We examined the power for the true Q1 susceptibility loci using linkage results to guide our association analyses (Table 1). The two SNPs detected with high probability under the whole-exome paradigm (C6S2981 and C4S4935) were detected in the linkage analysis 71% and 70% of the time, respectively. Because the power to detect these two SNPs under the whole-exome paradigm was more than 99%, it was not surprising that these SNPs were also subsequently detected as significantly associated SNPs by the linkage-driven approach, because they were under the significant linkage intervals. Only one other true susceptibility SNP (C19S4831) was detected by the linkage-guided approach in only two replicates. However, association with this SNP was not detected in either replicate.

Seven out of 43,600 SNPs showed significant association for Q4. However, among 218 unassociated SNPs only 10 were under the linkage region, and none of these were significant. This implies that the linkage-based sequencing produced zero false positives out of 43,600 tests.

Discussion

We examined 17 causal SNPs for Q1 and 218 unassociated SNPs for Q4. We then examined these SNPs using two sequencing paradigms: whole-exome and linkage-guided sequencing. Association results with the whole-exome sequencing approach with appropriate corrections accounting for multiple testing revealed that overall power to detect association with small effect sizes, regardless of SNP minor allele frequency, was quite low. Only two SNPs were detected with a power greater than 80%.

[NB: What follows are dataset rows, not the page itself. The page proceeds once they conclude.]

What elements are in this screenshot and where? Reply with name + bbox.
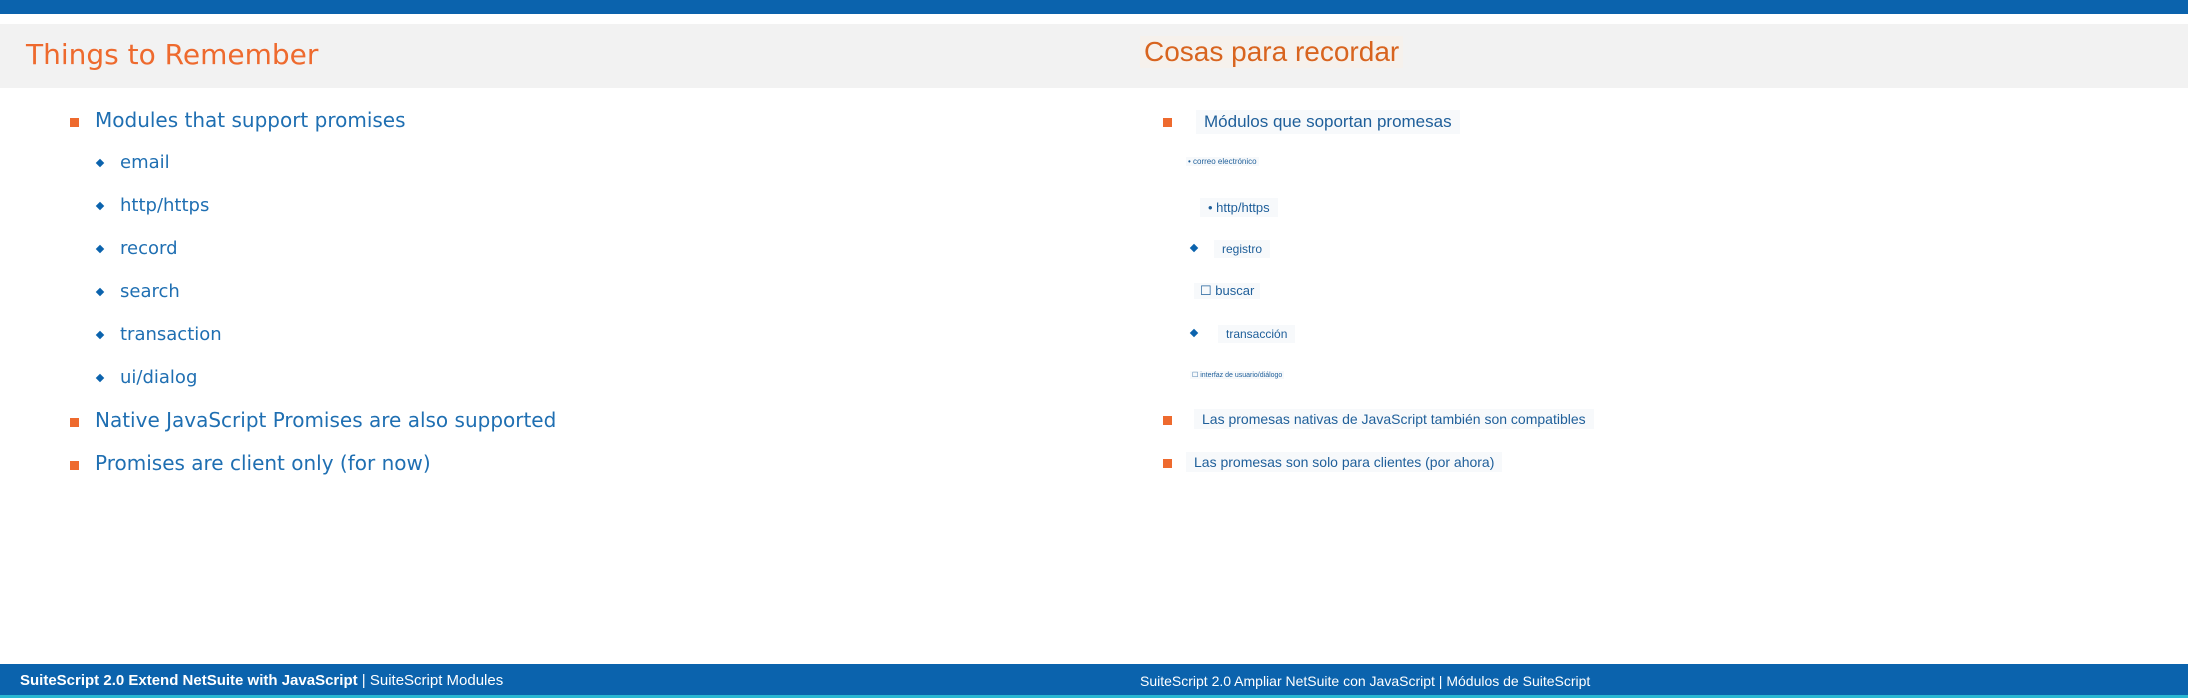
slide-title-english: Things to Remember	[26, 38, 319, 71]
diamond-bullet-icon	[1189, 328, 1199, 338]
list-item: Las promesas son solo para clientes (por…	[1186, 452, 1503, 472]
list-item: ☐ interfaz de usuario/diálogo	[1190, 371, 1285, 379]
list-item: Native JavaScript Promises are also supp…	[95, 408, 557, 432]
list-item: Promises are client only (for now)	[95, 451, 431, 475]
square-bullet-icon	[70, 461, 79, 470]
title-band	[0, 24, 2188, 88]
slide-title-spanish: Cosas para recordar	[1140, 36, 1404, 68]
footer-text-spanish: SuiteScript 2.0 Ampliar NetSuite con Jav…	[1140, 673, 1591, 689]
square-bullet-icon	[1163, 416, 1172, 425]
footer-section-name: | SuiteScript Modules	[357, 672, 504, 689]
diamond-bullet-icon	[1189, 243, 1199, 253]
list-item: ☐ buscar	[1194, 283, 1261, 299]
list-item: Modules that support promises	[95, 108, 406, 132]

For the second approach, we first performed genome-wide robust variance components linkage analyses for Q1 and Q4 using the supplied IBD sharing. Then, we identified SNPs linked to traits in each replicate, defined as being within a 1.5-LOD support interval of a LOD score greater than 3.3. Finally, we recomputed the power to detect each of the Q1 SNPs under a linkage-guided sequencing paradigm, using a less stringent multiple testing penalty that accounted only for SNPs falling under linkage peaks. Using the linkage results, we detected association with the two easily detected SNPs about 70% of the time. Comparing 90% with 70% of the power to detect only 2 of the 17 susceptibility loci might seem low, but it is important to keep in mind that power to detect the other Q1 loci is also low under a whole-exome paradigm. By using the linkage-guided approach to reduce the amount of sequencing, we found that restricting sequencing under the linkage peaks would have detected more than 52% of the loci found by whole-exome sequencing despite the fact that only 2.5% as much of the genome would have to be sequenced. This statistic seems better if we restrict our attention to two loci that could be detected with high power, where restricting sequencing under linkage peaks would have detected association approximately 70% of the time. This demonstrates that sequencing under linkage peaks can be an efficient strategy for examining large multiplex families in terms of the number of true associations obtained per base pair sequenced.

Conclusions

Our method is only the first step in an evaluation of the utility of linkage information in association analysis. It would also be important to evaluate the difference between analyses of the full sample and analyses that sequenced only families that appeared to be linked. When we examined the significance of SNPs by family, it was clear that for most SNPs the evidence for association emerged from a single family or a small group of families. Performing pedigree-specific LOD score analysis may enable a further reduction in the number of base pairs to be sequenced without compromising the power to detect mutations associated with the traits of interest. One limitation of our study is that we did not account for population substructure in our current association analyses. Further analysis would be necessary to evaluate whether or not the substructure confounds the reported findings.